The jury expressed their desire to make it public that they regarded the 17 works chosen, of which 6 were subsequently singled out as finalists, as evidence of the genuine vitality of Latin American architecture.

The jury emphasised the self-assured definition of the different spaces that comprise the Faculty of Human Sciences building at the Universidad Nacional Sede de Post-Grados in Bogotá, Colombia, the work of Rogelio Salmona. Other positive aspects are the sensitive interplay of light and shadow and the building’s multiple use potential in university life. Furthermore, the architect had reaffirmed his acknowledged talent in the use of materials.

The jury considered the principal merit of Alexia León Angell’s house on Playa Bonita (Lima, Peru) to be the balance between sobriety in the definition of spaces and the wealth of relationships in a conventional holiday residence programme.

Casa Reutter in Cachagua, Chile, by Mathias Klotz, was seen to have established attractive relationships between the house and the surrounding landscape. The painstaking definition of forms and details, both inside and out, enhanced the quality of the materials employed.
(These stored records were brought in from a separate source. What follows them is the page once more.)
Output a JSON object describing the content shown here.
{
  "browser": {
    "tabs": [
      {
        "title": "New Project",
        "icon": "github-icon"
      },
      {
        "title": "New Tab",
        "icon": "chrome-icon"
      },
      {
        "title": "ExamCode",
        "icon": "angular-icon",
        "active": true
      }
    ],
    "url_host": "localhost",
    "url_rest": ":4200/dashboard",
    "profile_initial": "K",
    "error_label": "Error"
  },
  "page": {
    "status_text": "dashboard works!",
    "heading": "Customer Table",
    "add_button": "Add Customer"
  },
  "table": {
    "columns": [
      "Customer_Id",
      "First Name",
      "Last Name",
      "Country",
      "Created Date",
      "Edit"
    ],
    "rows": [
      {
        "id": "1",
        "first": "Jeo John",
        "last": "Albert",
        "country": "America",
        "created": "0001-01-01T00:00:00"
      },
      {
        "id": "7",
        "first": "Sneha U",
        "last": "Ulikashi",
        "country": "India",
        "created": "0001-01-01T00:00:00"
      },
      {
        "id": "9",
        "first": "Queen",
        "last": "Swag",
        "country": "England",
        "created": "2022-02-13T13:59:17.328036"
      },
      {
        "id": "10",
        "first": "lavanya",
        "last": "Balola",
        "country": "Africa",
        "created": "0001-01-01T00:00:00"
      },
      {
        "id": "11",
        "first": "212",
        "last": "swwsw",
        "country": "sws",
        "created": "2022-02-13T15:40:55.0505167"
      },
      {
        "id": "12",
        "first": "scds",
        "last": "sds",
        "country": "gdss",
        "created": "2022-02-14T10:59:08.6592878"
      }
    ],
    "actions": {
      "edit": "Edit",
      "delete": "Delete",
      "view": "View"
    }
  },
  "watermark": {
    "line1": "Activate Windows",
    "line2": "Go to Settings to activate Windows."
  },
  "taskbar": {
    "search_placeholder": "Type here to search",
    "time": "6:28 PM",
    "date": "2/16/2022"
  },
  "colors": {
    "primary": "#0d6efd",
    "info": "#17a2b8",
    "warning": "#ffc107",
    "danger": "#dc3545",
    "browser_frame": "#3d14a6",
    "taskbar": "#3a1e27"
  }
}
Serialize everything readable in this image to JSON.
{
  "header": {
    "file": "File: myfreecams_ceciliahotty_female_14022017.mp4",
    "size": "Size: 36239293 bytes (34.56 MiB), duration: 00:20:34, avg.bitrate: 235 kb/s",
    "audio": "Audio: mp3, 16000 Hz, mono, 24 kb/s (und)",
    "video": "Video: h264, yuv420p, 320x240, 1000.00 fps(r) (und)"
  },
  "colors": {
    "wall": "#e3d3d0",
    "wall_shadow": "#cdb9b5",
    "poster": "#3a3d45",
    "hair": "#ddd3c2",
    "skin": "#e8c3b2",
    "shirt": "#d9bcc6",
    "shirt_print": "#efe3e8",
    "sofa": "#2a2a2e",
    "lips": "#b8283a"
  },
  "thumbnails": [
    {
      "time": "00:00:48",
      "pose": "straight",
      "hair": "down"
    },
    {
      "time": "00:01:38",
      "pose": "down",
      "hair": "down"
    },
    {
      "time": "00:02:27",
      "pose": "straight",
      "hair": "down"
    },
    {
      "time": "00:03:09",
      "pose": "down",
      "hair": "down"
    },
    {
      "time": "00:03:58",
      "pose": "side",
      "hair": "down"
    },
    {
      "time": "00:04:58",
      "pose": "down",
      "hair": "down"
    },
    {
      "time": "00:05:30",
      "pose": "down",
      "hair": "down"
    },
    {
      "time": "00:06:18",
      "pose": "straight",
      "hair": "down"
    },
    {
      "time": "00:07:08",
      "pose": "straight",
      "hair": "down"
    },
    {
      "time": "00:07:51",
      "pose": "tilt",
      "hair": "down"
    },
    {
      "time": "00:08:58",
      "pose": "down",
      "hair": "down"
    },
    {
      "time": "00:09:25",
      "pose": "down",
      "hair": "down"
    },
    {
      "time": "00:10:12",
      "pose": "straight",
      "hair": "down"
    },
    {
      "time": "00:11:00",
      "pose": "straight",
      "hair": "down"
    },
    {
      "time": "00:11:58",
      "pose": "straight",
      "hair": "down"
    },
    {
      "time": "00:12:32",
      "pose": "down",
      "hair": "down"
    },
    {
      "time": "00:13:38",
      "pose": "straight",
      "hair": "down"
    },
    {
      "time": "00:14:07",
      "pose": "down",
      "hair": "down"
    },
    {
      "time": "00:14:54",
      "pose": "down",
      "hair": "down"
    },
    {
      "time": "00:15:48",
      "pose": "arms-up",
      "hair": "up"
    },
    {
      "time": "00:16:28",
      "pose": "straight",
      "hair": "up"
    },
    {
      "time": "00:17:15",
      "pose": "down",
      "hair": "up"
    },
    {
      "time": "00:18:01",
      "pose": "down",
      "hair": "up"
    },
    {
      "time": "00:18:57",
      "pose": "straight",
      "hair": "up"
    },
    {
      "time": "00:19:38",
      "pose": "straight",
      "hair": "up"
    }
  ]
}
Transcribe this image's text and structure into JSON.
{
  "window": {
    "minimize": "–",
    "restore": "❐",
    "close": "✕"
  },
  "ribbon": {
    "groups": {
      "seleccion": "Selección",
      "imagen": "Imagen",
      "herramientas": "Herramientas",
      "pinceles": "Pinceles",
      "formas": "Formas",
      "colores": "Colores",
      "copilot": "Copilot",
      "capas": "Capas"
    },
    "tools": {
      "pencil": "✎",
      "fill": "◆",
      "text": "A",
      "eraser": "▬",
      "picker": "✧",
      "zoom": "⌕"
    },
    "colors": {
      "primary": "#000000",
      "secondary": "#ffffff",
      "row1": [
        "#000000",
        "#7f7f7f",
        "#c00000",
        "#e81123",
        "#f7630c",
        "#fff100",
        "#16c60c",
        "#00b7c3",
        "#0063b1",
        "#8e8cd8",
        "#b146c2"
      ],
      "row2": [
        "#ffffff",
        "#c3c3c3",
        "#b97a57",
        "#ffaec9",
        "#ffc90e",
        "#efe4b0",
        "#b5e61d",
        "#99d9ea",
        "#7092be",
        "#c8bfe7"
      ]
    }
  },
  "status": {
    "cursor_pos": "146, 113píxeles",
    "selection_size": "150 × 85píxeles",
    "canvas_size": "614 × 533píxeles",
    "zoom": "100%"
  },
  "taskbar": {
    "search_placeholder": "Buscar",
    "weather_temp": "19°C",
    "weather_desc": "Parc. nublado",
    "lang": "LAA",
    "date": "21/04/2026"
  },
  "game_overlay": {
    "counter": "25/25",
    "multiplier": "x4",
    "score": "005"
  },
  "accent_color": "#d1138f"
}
On their visit to the Manantiales Building in Santiago de Chile, the work of Luis Izquierdo, Antonia Lehmann, José Domingo Peñafiel and Raimundo Lira, the jury were impressed by the intelligent response to a conventional, commercial brief and to an urban context that had clearly been the victim of speculation. The result of the architects’ careful attention to problems of general volumetric definition and details is the high tectonic quality of the building.

In the case of the Holiday Complex for the Workers’ Trade Union in Ytú, Caacupé, Paraguay, by José Luis Ayala, Alberto Marinoni and Solano Benítez, the jury acknowledged the project’s high landscaping qualities, the use of very economical technical resources and the pursuit of balance between the local natural values and their transformation into a recreational area.

Having given their verdict, the jury thanked the experts and the national architects’ associations, members of the Federación Panamericana de Asociaciones de Arquitectos, for their crucially important work and expressed the hope that in future editions the informative and selection phase would continue to be conducted in as far-reaching a way as possible to meet the objectives of quality, plurality and common historical heritage that the Award recognises as characteristic of the Latin-American architectural context.